Title: Chapter 17 - People Are Like Suns
Rating: PG
Disclaimer: I don't own anything, and I mean no harm. I also don't own the title, which is a Neil Finn song.
Spoilers: As always, potential light spoilers from Season One
Chapter 17
People Are Like Suns
Sweet madness it must be wrong
What kind of fool imagines love
With all this going on
Stars burning in an empty sky
And the city is aflame with a million lights
And, they come and go in the blink of an eye
People are Like Suns
And I want to Fade into White
-Neil Finn, Crowded House
With a sweaty upper lip and racing heart, Dani Reese stumbled into the back door of an unnamed red vinyl nightmare she recognized as a bar somewhere near the 6th Street bridge. She’d been here before, quite literally, and also figuratively, if her dependency was to be considered official.
She felt every muscle in her body tense as she entered the bar. Haunted, hunted, immobilized, terrified, disconnected. Her brain was wracked with adjectives. But, the noun that kept coming back to her was BOTTLE.
Bottle. That’s where she’d be safe, be saved.
By the time she walked the long road from back door to actual sticky, smelly wood bar, her nerves were so shot her eyes weren’t tracking properly. She felt she was in some kind of foreign dubbed version of her body; a two second delay prevented her from speaking clearly and caused anxiety so acute she felt almost faint. She wished she would faint, that dark blanket of unconsciousness protecting her against herself. Last time she checked, she couldn’t order a drink while she was out cold. Although, there was that one night……This thought made the corner of her lips curve up in a brief smile, a joke at her own expense was secretly her favorite kind.
But, she was still conscious, clutching the beveled edge of the bar as she ordered the straight up version of every bitter disappointment in the world. The bartender either didn’t care that she already appeared drunk, even if it was just that she was in the throws of a panic attack. Part barkeep, part soulless zombie, he hardly cared what went on the other side of his own eyes.
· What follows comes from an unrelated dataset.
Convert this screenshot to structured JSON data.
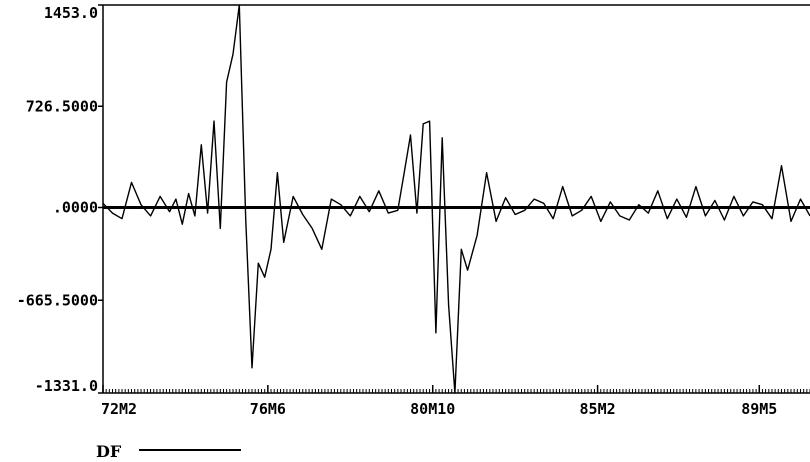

Her drink came fast, with her still clutching onto the bar for balance. She used her delayed tracking to look around the bar. No real signs of life. Lots of people, though. Elbows propping up arms and shivering, shaking head and neck, she stared down into the abyss of the dirty glass, the liquid like a crystal ball. Her eyes shut tight with that thought. She already knew the future. She licked the dripping sweat off her upper lip and tried to ignore the imminent heart attack she was so sure of and placed her damp palms on either side of the glass.
Charlie.
Charlie’s tired body shone wet in the moonlight as his arms pulled his nearly weightless body through the water, each stroke enveloping him in a cool, self-made current. He looked at the lights of the canyon briefly before flipping on his back, inhaling deep and long to take in enough air to his lungs to float on his back, body half submerged in the water, eyes looking up at the stars.
His ears underwater, he heard every ping of settling concrete and tile in the pool, ever muffled far away beat of his heart. Chest still inflated, he put his arms out to his sides to continue his suspended float as he traced the stars in the sky, trying to remember which ones were stars, which were planets, which were constellations. There was brightness in the stars that wasn’t found on earth, that was for sure.
As he floated, Charlie felt a twinge in his gut when he remembered his humorless 11th grade Earth Science teacher dutifully reporting the biography of the star on a warm early June day. 17 year old Charlie, who sat tall and red and silently awkward at his small school desk, closed his eyes that afternoon and made his mind cut through the rigid lines of the periodic table. Of atomic space dust, of the dryness of empty fact. He formed his own conclusion:
Having already exploded, or in the process of burning up with nuclear fever, rotting from the inside with the brilliance of unimagined creation, or undefined occurrence. Either way, lost. Suspended in a floating vast empty space, both a void and a crushing weight.
At once older than time and gone before even being born.
Never. Her voice echoed in his ears in a water drenched, low frequency. Searing star heat turned up his insides, turning his stomach and making him roll over quickly, standing up to catch his breath. Water licking at his torso, dripping from his hair, his chin as he bent forward to look down into the illuminated pool water. He stared at strange, white hands turned green by pool light. Palms that had only just before held her face. Strange, wiggling fingers and skin that looked bone-dry even though submerged.
She was in my hands.
All helium, and hydrogen and dust. And, hotter than the sun.